Es geht nicht nur um den Entscheid für oder gegen die Entfernung, es müssen auch verschiedene Begleitfaktoren geklärt werden. Mit zunehmendem Alter können sich die Wurzelspitzen um einen Nerv krümmen. Beim Ziehen des Zahns kann dieser verletzt werden, es kommt zu den oben erwähnten Empfindungsstörungen in Lippen oder Zunge.
Eine Analyse mit einem bildgebenden Verfahren (Röntgenbild, Panoramaschichtaufnahme, Computertomografie oder digitale Volumentomografie) kann vor einem allfälligen Eingriff die Situation im Kiefer veranschaulichen. Öfters wachsen Weisheitszähne in einer so ungünstigen Position, dass ihre Entfernung einiges Geschick sowie Erfahrung erfordert. Unter Umständen müssen sie beispielsweise im Mund zersägt und als Einzelteile gezogen werden. Bei einer sehr komplizierten Stellung muss eventuell ein spezialisierter Kieferchirurg den Eingriff ausführen.

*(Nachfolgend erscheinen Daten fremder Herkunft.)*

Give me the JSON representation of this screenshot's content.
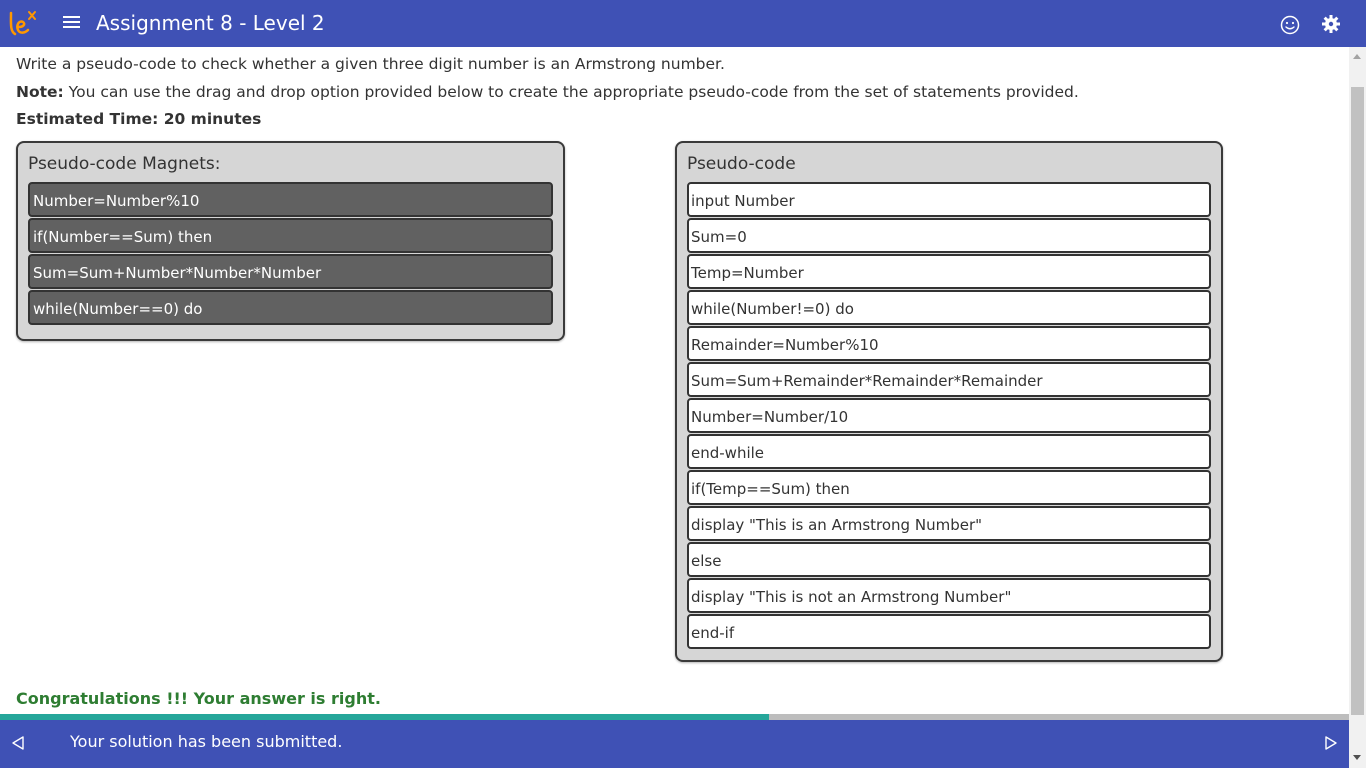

Vorab muss auch die Wirkung einer eventuellen Zahnentfernung auf die Kräfteverhältnisse der beiden Kiefer analysiert werden. Ungleichgewichte in der Muskelspannung können sich fortpflanzen und unter Umständen Schmerzen im Kopf, im Nacken oder sogar im Rücken auslösen. Die Zahnärzte sprechen dabei von Craniomandibulärer Dysfunktion oder kurz CMD.

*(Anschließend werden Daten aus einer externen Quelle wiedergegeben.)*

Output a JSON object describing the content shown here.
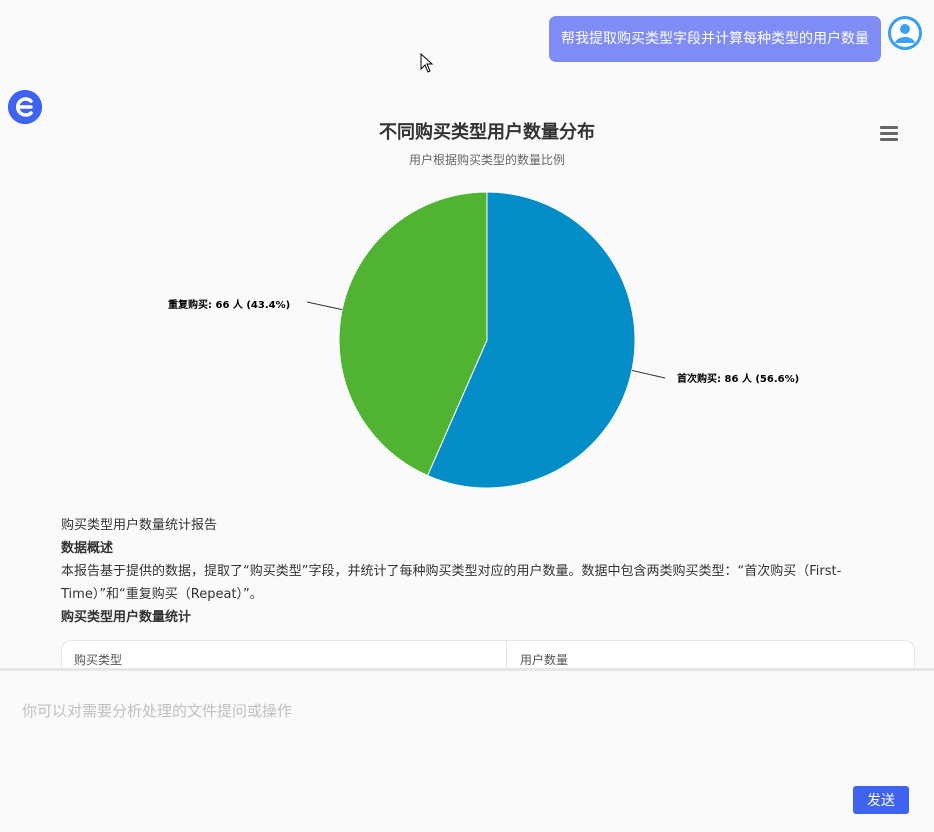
{
  "user_message": "帮我提取购买类型字段并计算每种类型的用户数量",
  "chart_data": {
    "type": "pie",
    "title": "不同购买类型用户数量分布",
    "subtitle": "用户根据购买类型的数量比例",
    "slices": [
      {
        "name": "首次购买",
        "value": 86,
        "percent": 56.6,
        "color": "#058dc7",
        "label": "首次购买: 86 人 (56.6%)"
      },
      {
        "name": "重复购买",
        "value": 66,
        "percent": 43.4,
        "color": "#50b432",
        "label": "重复购买: 66 人 (43.4%)"
      }
    ]
  },
  "report": {
    "heading": "购买类型用户数量统计报告",
    "section1_title": "数据概述",
    "section1_text": "本报告基于提供的数据，提取了“购买类型”字段，并统计了每种购买类型对应的用户数量。数据中包含两类购买类型：“首次购买（First-Time）”和“重复购买（Repeat）”。",
    "section2_title": "购买类型用户数量统计",
    "table_headers": [
      "购买类型",
      "用户数量"
    ]
  },
  "input": {
    "placeholder": "你可以对需要分析处理的文件提问或操作"
  },
  "send_label": "发送",
  "icons": {
    "user_avatar": "user-avatar-icon",
    "bot_logo": "bot-logo-icon",
    "menu": "hamburger-menu-icon",
    "cursor": "mouse-cursor-icon"
  }
}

Zu Zurückhaltung bei der Entfernung gesunder Weisheitszähne mahnen auch die ganzheitlich arbeitenden Kieferorthopäden. Als Alternative empfehlen sie das Wachstum der Zähne in die richtigen Bahnen zu lenken. Dabei helfen Spezialschienen, die das Kieferwachstum anregen und dadurch für mehr Platz sorgen.
In seltenen Fällen kann ein Weisheitszahn nach der Entfernung als Ersatz für einen anderen fehlenden Zahn eingesetzt werden. Diese Möglichkeit kann ebenfalls nur eine Fachperson beurteilen.